Torino, corso Rosselli, di là il cantiere dei giochi dell’Olimpiade, di qua una fetta di sport antico e ancora profumato. «Rava è degnissimo allievo di Rosetta. Nonché ragioniere, è geometra. Un crapottone così grosso, le gote rosee del celta, gli occhi grandi e un po’ bovini. Colpisce benissimo la palla ed entra come deve un terzino avanzato, con energia molto vicina alla truculenza. Stacca assai bene, non ha paura di nulla e di nessuno. Forse è un po’ troppo massiccio per essere anche agile: certo è che la sua compostezza stilistica è superiore a quella di Caligaris e Allemandi, suoi predecessori in azzurro.

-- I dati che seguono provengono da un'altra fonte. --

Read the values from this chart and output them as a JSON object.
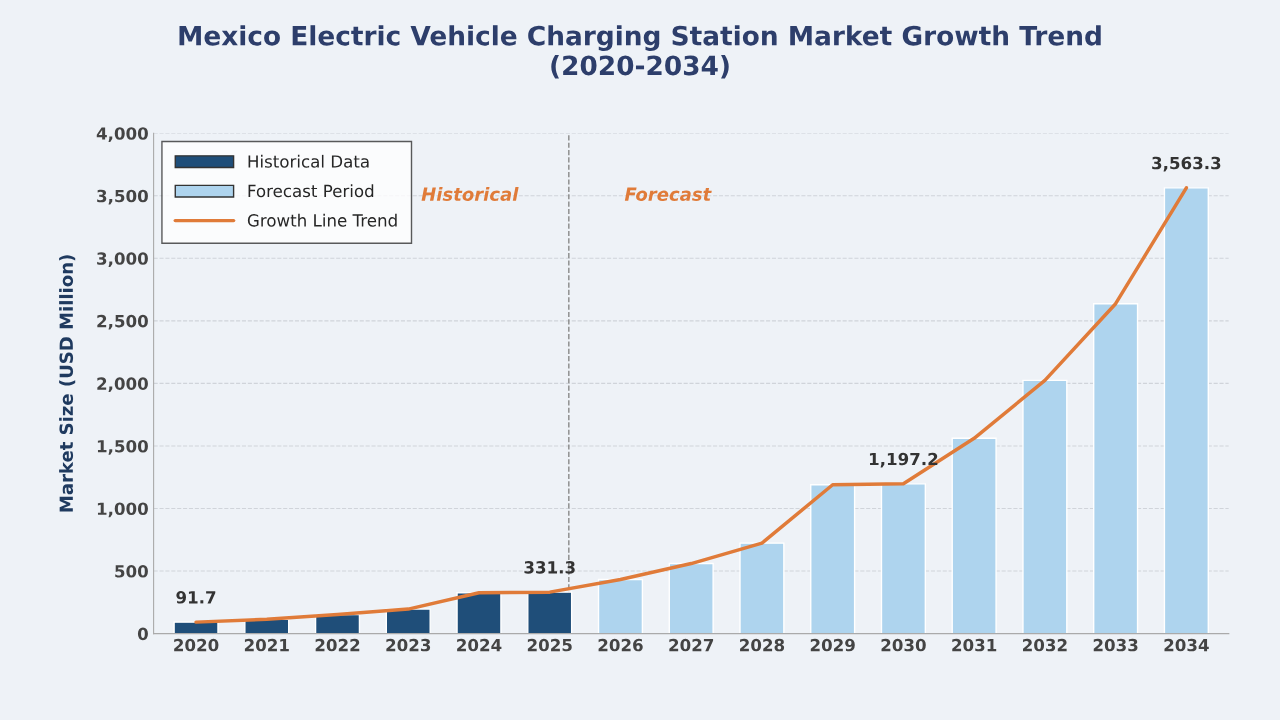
{
  "chart_data": {
    "type": "bar",
    "title": "Mexico Electric Vehicle Charging Station Market Growth Trend\n(2020-2034)",
    "ylabel": "Market Size (USD Million)",
    "categories": [
      "2020",
      "2021",
      "2022",
      "2023",
      "2024",
      "2025",
      "2026",
      "2027",
      "2028",
      "2029",
      "2030",
      "2031",
      "2032",
      "2033",
      "2034"
    ],
    "series": [
      {
        "name": "Historical Data",
        "color": "#1f4e79",
        "values": [
          91.7,
          114,
          152,
          196,
          327,
          331.3,
          null,
          null,
          null,
          null,
          null,
          null,
          null,
          null,
          null
        ]
      },
      {
        "name": "Forecast Period",
        "color": "#aed4ee",
        "values": [
          null,
          null,
          null,
          null,
          null,
          null,
          433,
          560,
          723,
          1190,
          1197.2,
          1561,
          2024,
          2637,
          3563.3
        ]
      },
      {
        "name": "Growth Line Trend",
        "type": "line",
        "color": "#e07b39",
        "values": [
          91.7,
          114,
          152,
          196,
          327,
          331.3,
          433,
          560,
          723,
          1190,
          1197.2,
          1561,
          2024,
          2637,
          3563.3
        ],
        "value_labels": [
          "91.7",
          null,
          null,
          null,
          null,
          "331.3",
          null,
          null,
          null,
          null,
          "1,197.2",
          null,
          null,
          null,
          "3,563.3"
        ]
      }
    ],
    "ylim": [
      0,
      4000
    ],
    "yticks": [
      0,
      500,
      {
        "value": 1000,
        "label": "1,000"
      },
      {
        "value": 1500,
        "label": "1,500"
      },
      {
        "value": 2000,
        "label": "2,000"
      },
      {
        "value": 2500,
        "label": "2,500"
      },
      {
        "value": 3000,
        "label": "3,000"
      },
      {
        "value": 3500,
        "label": "3,500"
      },
      {
        "value": 4000,
        "label": "4,000"
      }
    ],
    "ref_lines": [
      {
        "axis": "x",
        "value": "2025",
        "color": "#888888",
        "line_style": "dashed"
      }
    ],
    "annotations": [
      "Historical",
      "Forecast"
    ],
    "grid": "y",
    "legend": "top left"
  }
}
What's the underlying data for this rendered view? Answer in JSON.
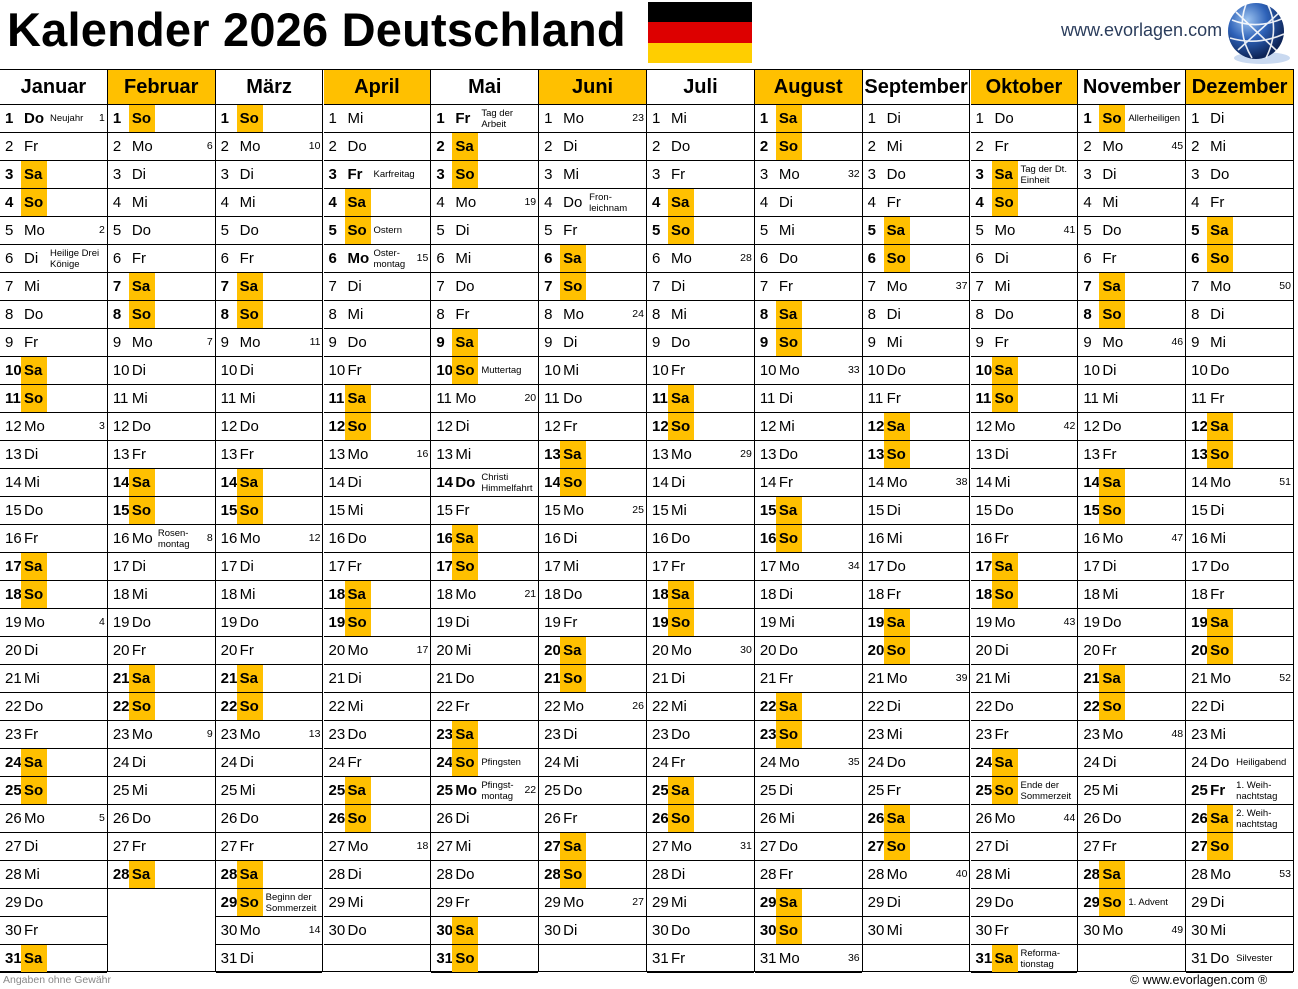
{
  "title": "Kalender 2026 Deutschland",
  "logo_text": "www.evorlagen.com",
  "footer": {
    "disclaimer": "Angaben ohne Gewähr",
    "copyright": "© www.evorlagen.com ®"
  },
  "colors": {
    "accent": "#FFC000",
    "flag_black": "#000000",
    "flag_red": "#DD0000",
    "flag_gold": "#FFCE00"
  },
  "weekend_days": [
    "Sa",
    "So"
  ],
  "day_numbers": [
    "1",
    "2",
    "3",
    "4",
    "5",
    "6",
    "7",
    "8",
    "9",
    "10",
    "11",
    "12",
    "13",
    "14",
    "15",
    "16",
    "17",
    "18",
    "19",
    "20",
    "21",
    "22",
    "23",
    "24",
    "25",
    "26",
    "27",
    "28",
    "29",
    "30",
    "31"
  ],
  "months": [
    {
      "name": "Januar",
      "highlight": false,
      "weekdays": [
        "Do",
        "Fr",
        "Sa",
        "So",
        "Mo",
        "Di",
        "Mi",
        "Do",
        "Fr",
        "Sa",
        "So",
        "Mo",
        "Di",
        "Mi",
        "Do",
        "Fr",
        "Sa",
        "So",
        "Mo",
        "Di",
        "Mi",
        "Do",
        "Fr",
        "Sa",
        "So",
        "Mo",
        "Di",
        "Mi",
        "Do",
        "Fr",
        "Sa"
      ],
      "holidays": {
        "1": {
          "t": "Neujahr",
          "b": true
        },
        "6": {
          "t": "Heilige Drei\nKönige",
          "b": false
        }
      },
      "kw": {
        "1": "1",
        "5": "2",
        "12": "3",
        "19": "4",
        "26": "5"
      }
    },
    {
      "name": "Februar",
      "highlight": true,
      "weekdays": [
        "So",
        "Mo",
        "Di",
        "Mi",
        "Do",
        "Fr",
        "Sa",
        "So",
        "Mo",
        "Di",
        "Mi",
        "Do",
        "Fr",
        "Sa",
        "So",
        "Mo",
        "Di",
        "Mi",
        "Do",
        "Fr",
        "Sa",
        "So",
        "Mo",
        "Di",
        "Mi",
        "Do",
        "Fr",
        "Sa"
      ],
      "holidays": {
        "16": {
          "t": "Rosen-\nmontag",
          "b": false
        }
      },
      "kw": {
        "2": "6",
        "9": "7",
        "16": "8",
        "23": "9"
      }
    },
    {
      "name": "März",
      "highlight": false,
      "weekdays": [
        "So",
        "Mo",
        "Di",
        "Mi",
        "Do",
        "Fr",
        "Sa",
        "So",
        "Mo",
        "Di",
        "Mi",
        "Do",
        "Fr",
        "Sa",
        "So",
        "Mo",
        "Di",
        "Mi",
        "Do",
        "Fr",
        "Sa",
        "So",
        "Mo",
        "Di",
        "Mi",
        "Do",
        "Fr",
        "Sa",
        "So",
        "Mo",
        "Di"
      ],
      "holidays": {
        "29": {
          "t": "Beginn der\nSommerzeit",
          "b": false
        }
      },
      "kw": {
        "2": "10",
        "9": "11",
        "16": "12",
        "23": "13",
        "30": "14"
      }
    },
    {
      "name": "April",
      "highlight": true,
      "weekdays": [
        "Mi",
        "Do",
        "Fr",
        "Sa",
        "So",
        "Mo",
        "Di",
        "Mi",
        "Do",
        "Fr",
        "Sa",
        "So",
        "Mo",
        "Di",
        "Mi",
        "Do",
        "Fr",
        "Sa",
        "So",
        "Mo",
        "Di",
        "Mi",
        "Do",
        "Fr",
        "Sa",
        "So",
        "Mo",
        "Di",
        "Mi",
        "Do"
      ],
      "holidays": {
        "3": {
          "t": "Karfreitag",
          "b": true
        },
        "5": {
          "t": "Ostern",
          "b": true
        },
        "6": {
          "t": "Oster-\nmontag",
          "b": true
        }
      },
      "kw": {
        "6": "15",
        "13": "16",
        "20": "17",
        "27": "18"
      }
    },
    {
      "name": "Mai",
      "highlight": false,
      "weekdays": [
        "Fr",
        "Sa",
        "So",
        "Mo",
        "Di",
        "Mi",
        "Do",
        "Fr",
        "Sa",
        "So",
        "Mo",
        "Di",
        "Mi",
        "Do",
        "Fr",
        "Sa",
        "So",
        "Mo",
        "Di",
        "Mi",
        "Do",
        "Fr",
        "Sa",
        "So",
        "Mo",
        "Di",
        "Mi",
        "Do",
        "Fr",
        "Sa",
        "So"
      ],
      "holidays": {
        "1": {
          "t": "Tag der\nArbeit",
          "b": true
        },
        "10": {
          "t": "Muttertag",
          "b": false
        },
        "14": {
          "t": "Christi\nHimmelfahrt",
          "b": true
        },
        "24": {
          "t": "Pfingsten",
          "b": true
        },
        "25": {
          "t": "Pfingst-\nmontag",
          "b": true
        }
      },
      "kw": {
        "4": "19",
        "11": "20",
        "18": "21",
        "25": "22"
      }
    },
    {
      "name": "Juni",
      "highlight": true,
      "weekdays": [
        "Mo",
        "Di",
        "Mi",
        "Do",
        "Fr",
        "Sa",
        "So",
        "Mo",
        "Di",
        "Mi",
        "Do",
        "Fr",
        "Sa",
        "So",
        "Mo",
        "Di",
        "Mi",
        "Do",
        "Fr",
        "Sa",
        "So",
        "Mo",
        "Di",
        "Mi",
        "Do",
        "Fr",
        "Sa",
        "So",
        "Mo",
        "Di"
      ],
      "holidays": {
        "4": {
          "t": "Fron-\nleichnam",
          "b": false
        }
      },
      "kw": {
        "1": "23",
        "8": "24",
        "15": "25",
        "22": "26",
        "29": "27"
      }
    },
    {
      "name": "Juli",
      "highlight": false,
      "weekdays": [
        "Mi",
        "Do",
        "Fr",
        "Sa",
        "So",
        "Mo",
        "Di",
        "Mi",
        "Do",
        "Fr",
        "Sa",
        "So",
        "Mo",
        "Di",
        "Mi",
        "Do",
        "Fr",
        "Sa",
        "So",
        "Mo",
        "Di",
        "Mi",
        "Do",
        "Fr",
        "Sa",
        "So",
        "Mo",
        "Di",
        "Mi",
        "Do",
        "Fr"
      ],
      "holidays": {},
      "kw": {
        "6": "28",
        "13": "29",
        "20": "30",
        "27": "31"
      }
    },
    {
      "name": "August",
      "highlight": true,
      "weekdays": [
        "Sa",
        "So",
        "Mo",
        "Di",
        "Mi",
        "Do",
        "Fr",
        "Sa",
        "So",
        "Mo",
        "Di",
        "Mi",
        "Do",
        "Fr",
        "Sa",
        "So",
        "Mo",
        "Di",
        "Mi",
        "Do",
        "Fr",
        "Sa",
        "So",
        "Mo",
        "Di",
        "Mi",
        "Do",
        "Fr",
        "Sa",
        "So",
        "Mo"
      ],
      "holidays": {},
      "kw": {
        "3": "32",
        "10": "33",
        "17": "34",
        "24": "35",
        "31": "36"
      }
    },
    {
      "name": "September",
      "highlight": false,
      "weekdays": [
        "Di",
        "Mi",
        "Do",
        "Fr",
        "Sa",
        "So",
        "Mo",
        "Di",
        "Mi",
        "Do",
        "Fr",
        "Sa",
        "So",
        "Mo",
        "Di",
        "Mi",
        "Do",
        "Fr",
        "Sa",
        "So",
        "Mo",
        "Di",
        "Mi",
        "Do",
        "Fr",
        "Sa",
        "So",
        "Mo",
        "Di",
        "Mi"
      ],
      "holidays": {},
      "kw": {
        "7": "37",
        "14": "38",
        "21": "39",
        "28": "40"
      }
    },
    {
      "name": "Oktober",
      "highlight": true,
      "weekdays": [
        "Do",
        "Fr",
        "Sa",
        "So",
        "Mo",
        "Di",
        "Mi",
        "Do",
        "Fr",
        "Sa",
        "So",
        "Mo",
        "Di",
        "Mi",
        "Do",
        "Fr",
        "Sa",
        "So",
        "Mo",
        "Di",
        "Mi",
        "Do",
        "Fr",
        "Sa",
        "So",
        "Mo",
        "Di",
        "Mi",
        "Do",
        "Fr",
        "Sa"
      ],
      "holidays": {
        "3": {
          "t": "Tag der Dt.\nEinheit",
          "b": true
        },
        "25": {
          "t": "Ende der\nSommerzeit",
          "b": false
        },
        "31": {
          "t": "Reforma-\ntionstag",
          "b": false
        }
      },
      "kw": {
        "5": "41",
        "12": "42",
        "19": "43",
        "26": "44"
      }
    },
    {
      "name": "November",
      "highlight": false,
      "weekdays": [
        "So",
        "Mo",
        "Di",
        "Mi",
        "Do",
        "Fr",
        "Sa",
        "So",
        "Mo",
        "Di",
        "Mi",
        "Do",
        "Fr",
        "Sa",
        "So",
        "Mo",
        "Di",
        "Mi",
        "Do",
        "Fr",
        "Sa",
        "So",
        "Mo",
        "Di",
        "Mi",
        "Do",
        "Fr",
        "Sa",
        "So",
        "Mo"
      ],
      "holidays": {
        "1": {
          "t": "Allerheiligen",
          "b": false
        },
        "29": {
          "t": "1. Advent",
          "b": false
        }
      },
      "kw": {
        "2": "45",
        "9": "46",
        "16": "47",
        "23": "48",
        "30": "49"
      }
    },
    {
      "name": "Dezember",
      "highlight": true,
      "weekdays": [
        "Di",
        "Mi",
        "Do",
        "Fr",
        "Sa",
        "So",
        "Mo",
        "Di",
        "Mi",
        "Do",
        "Fr",
        "Sa",
        "So",
        "Mo",
        "Di",
        "Mi",
        "Do",
        "Fr",
        "Sa",
        "So",
        "Mo",
        "Di",
        "Mi",
        "Do",
        "Fr",
        "Sa",
        "So",
        "Mo",
        "Di",
        "Mi",
        "Do"
      ],
      "holidays": {
        "24": {
          "t": "Heiligabend",
          "b": false
        },
        "25": {
          "t": "1. Weih-\nnachtstag",
          "b": true
        },
        "26": {
          "t": "2. Weih-\nnachtstag",
          "b": true
        },
        "31": {
          "t": "Silvester",
          "b": false
        }
      },
      "kw": {
        "7": "50",
        "14": "51",
        "21": "52",
        "28": "53"
      }
    }
  ]
}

«Rava è giusto l’ultimo dei grandissimi terzini piemontesi». Parole di Gianni Brera, dovrebbero servire in assenza di filmati e dvd. Rava questo davvero era, tosto di maniere al punto che l’almanacco lo segnala come «il primo calciatore azzurro ad essere espulso», Olimpiadi di Berlino, tre agosto del Trentasei, Post Stadion, all’ottavo minuto del secondo tempo l’arbitro tedesco Weingertner lo manda nello spogliatoio per fallo su Gajda, l’Italia vince lo stesso con un gol segnato dall’occhialuto Annibale Frossi. Fotogrammi antichissimi e moderni, la Gianna dice: «Mi chiamava Cinciallagra per il mio carattere brioso, io vengo dalla Sicilia, mio padre Michele era un ferroviere, chiese il trasferimento al Nord. Piero ha sempre avuto un carattere mite, gli piaceva andare a pesca, partiva alle quattro del mattino, sua madre Silvia era una brava cuoca. Era un altro mondo, senza le tensioni e le esasperazioni di oggi. Piero lo chiamai per scherzo Micio, Micetto, e così lo chiamo ancora oggi. Non è cambiato nulla, per noi, è cambiato il mondo. Quando ci conoscemmo lavoravo come impiegata e chiesi l’anticipo di dieci anni sulla liquidazione, avevo visto un brillante che mi piaceva da matti, lo comprai, ricordo la cifra: 325mila lire. Piero mi regalò un portagioielli in argento, quindici giorni dopo persi quella pietra, mi prese un esaurimento nervoso che durò a lungo». Piero non va allo stadio da qualche anno, «così come non frequenta più il circolo degli anziani Juventus, perché quel circolo non c’è più e Piero, con gli altri grandi bianconeri, ci andava per giocare a boccette. Se ne lamentò, avevano tolto la cuccia dei ricordi. Un giorno l’avvocato Agnelli lo incontrò per strada, gli domandò: “Ma quanti anni ha?”. Ottantatré, rispose Micio, l’Avvocato si complimentò, perché Piero ha conservato il fisico e gli occhi sono vivi. Gli piacevano Sivori e Parola, che è stato il nostro testimone di nozze e poi Boniperti che era sopra tutti. Dico anche Del Piero che è un bravo ragazzo. Domani vorremmo andare in collina, per vedere Torino là sotto con i suoi clamori, i suoi lavori. Ma c’è il blocco del traffico.

E allora staremo in casa, con Carla, nostra figlia, e Davide che è il nipotino di dodici anni, lui ama la pallacanestro, non gli piace il football anche se tifa Juventus».
Micio è contento. Forse avrebbe voglia di andare a pesca. O di tirare un cazzotto.